En effet, le sujet ne peut plus se représenter le mouvement sous la forme motrice ; il a perdu à la fois les sensations kinesthésiques et les images correspondantes ; c’est du moins la règle ; l’anesthésie d’un sens entraîne en général la perte de la mémoire de ce sens[1]. À défaut d’image motrice pour se représenter l’acte avant de l’exécuter, l’hystérique peut faire appel à d’autres images, qui jusqu’à un certain point remplaceront les précédentes ; il pourra surtout employer les images visuelles, si du moins il a une bonne mémoire visuelle, ce qui n’est pas toujours le cas ; il se fera donc tant bien que mal une représentation mentale du mouvement à accomplir. Les images auditives ne peuvent guère lui servir. L’image visuelle est en somme tout ce qui lui reste.
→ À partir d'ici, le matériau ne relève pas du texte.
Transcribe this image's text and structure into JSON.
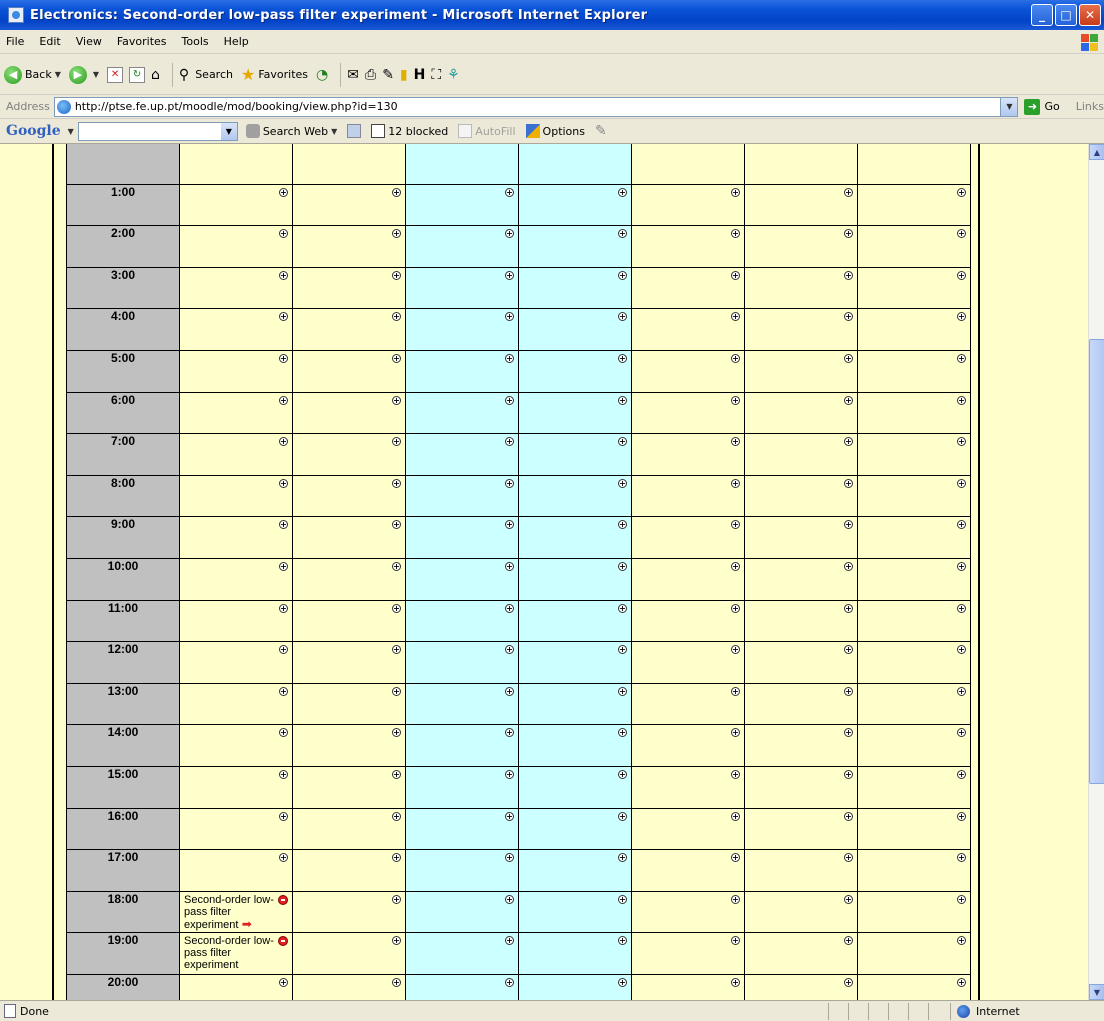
{
  "window": {
    "title": "Electronics: Second-order low-pass filter experiment - Microsoft Internet Explorer"
  },
  "menu": [
    "File",
    "Edit",
    "View",
    "Favorites",
    "Tools",
    "Help"
  ],
  "toolbar": {
    "back": "Back",
    "search": "Search",
    "favorites": "Favorites"
  },
  "address": {
    "label": "Address",
    "url": "http://ptse.fe.up.pt/moodle/mod/booking/view.php?id=130",
    "go": "Go",
    "links": "Links"
  },
  "google": {
    "logo": "Google",
    "search_web": "Search Web",
    "blocked": "12 blocked",
    "autofill": "AutoFill",
    "options": "Options"
  },
  "schedule": {
    "column_shading": [
      "yellow",
      "yellow",
      "cyan",
      "cyan",
      "yellow",
      "yellow",
      "yellow"
    ],
    "rows": [
      {
        "time": ""
      },
      {
        "time": "1:00"
      },
      {
        "time": "2:00"
      },
      {
        "time": "3:00"
      },
      {
        "time": "4:00"
      },
      {
        "time": "5:00"
      },
      {
        "time": "6:00"
      },
      {
        "time": "7:00"
      },
      {
        "time": "8:00"
      },
      {
        "time": "9:00"
      },
      {
        "time": "10:00"
      },
      {
        "time": "11:00"
      },
      {
        "time": "12:00"
      },
      {
        "time": "13:00"
      },
      {
        "time": "14:00"
      },
      {
        "time": "15:00"
      },
      {
        "time": "16:00"
      },
      {
        "time": "17:00"
      },
      {
        "time": "18:00",
        "booking": "Second-order low-pass filter experiment",
        "arrow": true
      },
      {
        "time": "19:00",
        "booking": "Second-order low-pass filter experiment"
      },
      {
        "time": "20:00"
      }
    ]
  },
  "status": {
    "left": "Done",
    "zone": "Internet"
  }
}
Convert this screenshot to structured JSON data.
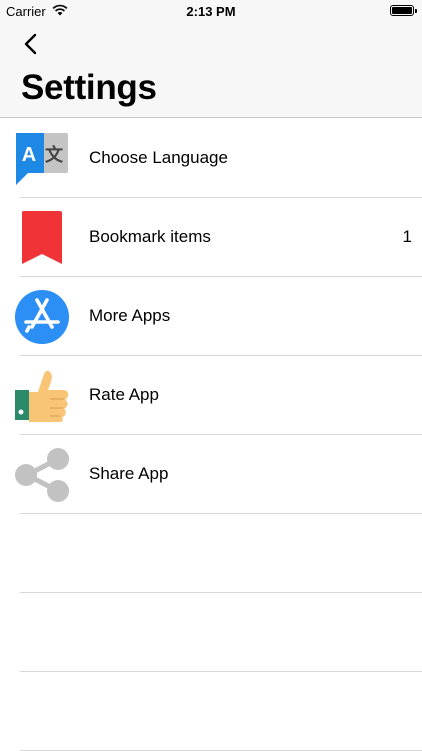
{
  "status": {
    "carrier": "Carrier",
    "time": "2:13 PM"
  },
  "nav": {
    "title": "Settings",
    "back_icon": "chevron-left-icon"
  },
  "items": [
    {
      "label": "Choose Language",
      "icon": "translate-icon",
      "count": ""
    },
    {
      "label": "Bookmark items",
      "icon": "bookmark-icon",
      "count": "1"
    },
    {
      "label": "More Apps",
      "icon": "app-store-icon",
      "count": ""
    },
    {
      "label": "Rate App",
      "icon": "thumbs-up-icon",
      "count": ""
    },
    {
      "label": "Share App",
      "icon": "share-icon",
      "count": ""
    }
  ],
  "colors": {
    "translate_blue": "#1e88e5",
    "bookmark_red": "#f03337",
    "app_store_blue": "#2b8ff5",
    "share_gray": "#c2c2c2"
  }
}
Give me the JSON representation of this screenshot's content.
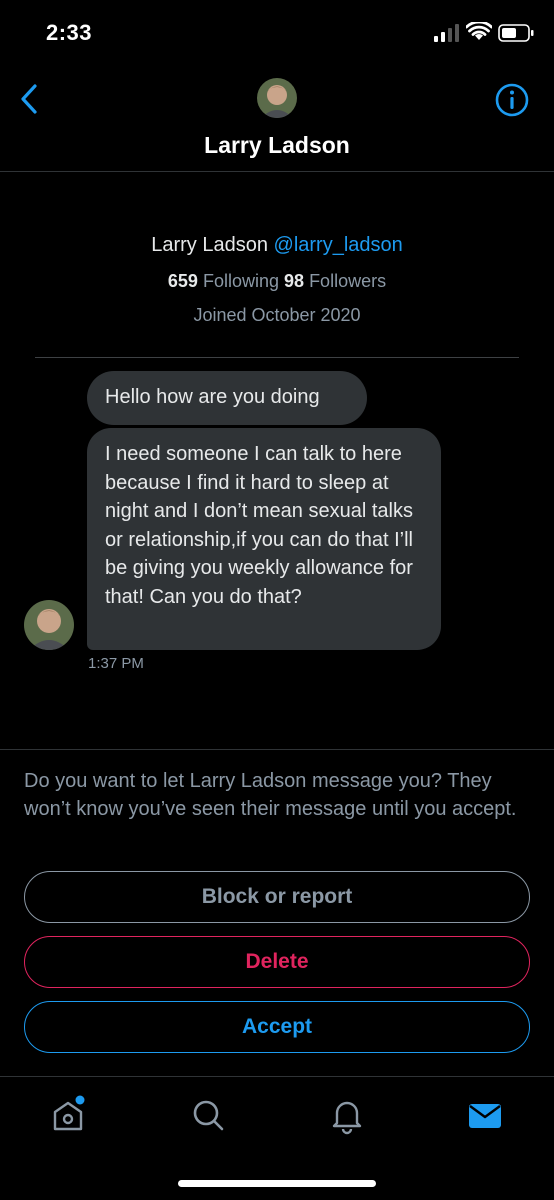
{
  "status_bar": {
    "time": "2:33"
  },
  "header": {
    "back_icon": "chevron-left-icon",
    "info_icon": "info-circle-icon",
    "title": "Larry Ladson"
  },
  "profile": {
    "name": "Larry Ladson",
    "handle": "@larry_ladson",
    "following_count": "659",
    "following_label": "Following",
    "followers_count": "98",
    "followers_label": "Followers",
    "joined": "Joined October 2020"
  },
  "messages": [
    {
      "text": "Hello how are you doing"
    },
    {
      "text": "I need someone I can talk to here because I find it hard to sleep at night and I don’t mean sexual talks or relationship,if you can do that I’ll be giving you weekly allowance for that! Can you do that?"
    }
  ],
  "timestamp": "1:37 PM",
  "request": {
    "prompt": "Do you want to let Larry Ladson message you? They won’t know you’ve seen their message until you accept.",
    "block_label": "Block or report",
    "delete_label": "Delete",
    "accept_label": "Accept"
  },
  "tabbar": {
    "items": [
      {
        "icon": "home-icon",
        "active": false,
        "badge": true
      },
      {
        "icon": "search-icon",
        "active": false
      },
      {
        "icon": "bell-icon",
        "active": false
      },
      {
        "icon": "mail-icon",
        "active": true
      }
    ]
  },
  "colors": {
    "accent": "#1d9bf0",
    "danger": "#e0245e",
    "muted": "#8b98a5",
    "bubble": "#2f3336",
    "background": "#000000"
  }
}
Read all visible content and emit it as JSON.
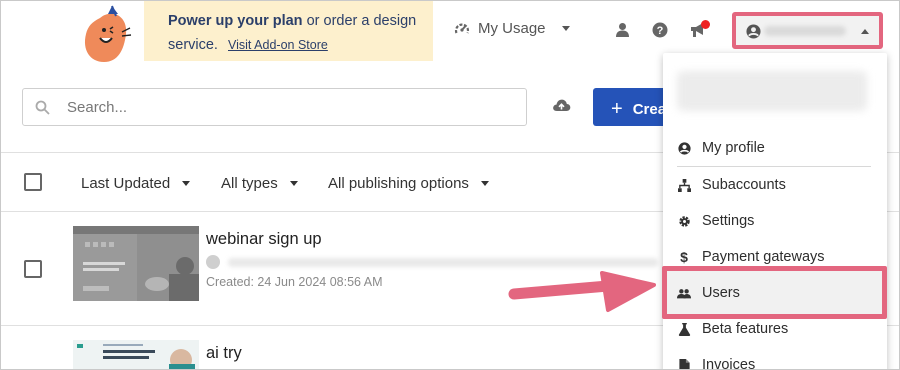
{
  "header": {
    "promo": {
      "bold": "Power up your plan",
      "rest": "or order a design service.",
      "link": "Visit Add-on Store"
    },
    "usage_label": "My Usage",
    "icons": [
      "user-icon",
      "help-icon",
      "megaphone-icon",
      "account-icon"
    ]
  },
  "toolbar": {
    "search_placeholder": "Search...",
    "create_label": "Crea"
  },
  "filters": [
    {
      "label": "Last Updated"
    },
    {
      "label": "All types"
    },
    {
      "label": "All publishing options"
    }
  ],
  "rows": [
    {
      "title": "webinar sign up",
      "created": "Created: 24 Jun 2024 08:56 AM"
    },
    {
      "title": "ai try"
    }
  ],
  "account_menu": {
    "items": [
      {
        "label": "My profile",
        "icon": "account-circle-icon"
      },
      {
        "label": "Subaccounts",
        "icon": "sitemap-icon"
      },
      {
        "label": "Settings",
        "icon": "gear-icon"
      },
      {
        "label": "Payment gateways",
        "icon": "dollar-icon"
      },
      {
        "label": "Users",
        "icon": "users-icon"
      },
      {
        "label": "Beta features",
        "icon": "flask-icon"
      },
      {
        "label": "Invoices",
        "icon": "file-icon"
      }
    ],
    "highlight_color": "#e3667f"
  },
  "colors": {
    "brand_blue": "#2553b8",
    "promo_bg": "#fdf0cd",
    "highlight": "#e3667f",
    "notification": "#ee2222"
  }
}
Pas absolument tout, cependant : nous avons mentionné simplement la perte des sensations kinesthésiques ; ce n’est pas une perte complète, absolue, ou, du moins, cette perte n’a lieu que pour la personnalité principale ; tout ce qu’on doit admettre, c’est que le moi principal du sujet a perdu la perception de ces sensations ; mais à côté et en dehors de ce moi, il y a une autre conscience capable de recueillir et de coordonner les sensations qui sont en apparence per-

  1. Il y a, je crois, des exceptions à cette règle : on peut dire seulement que très fréquemment l’anesthésie d’un sens en entraîne l’amnésie.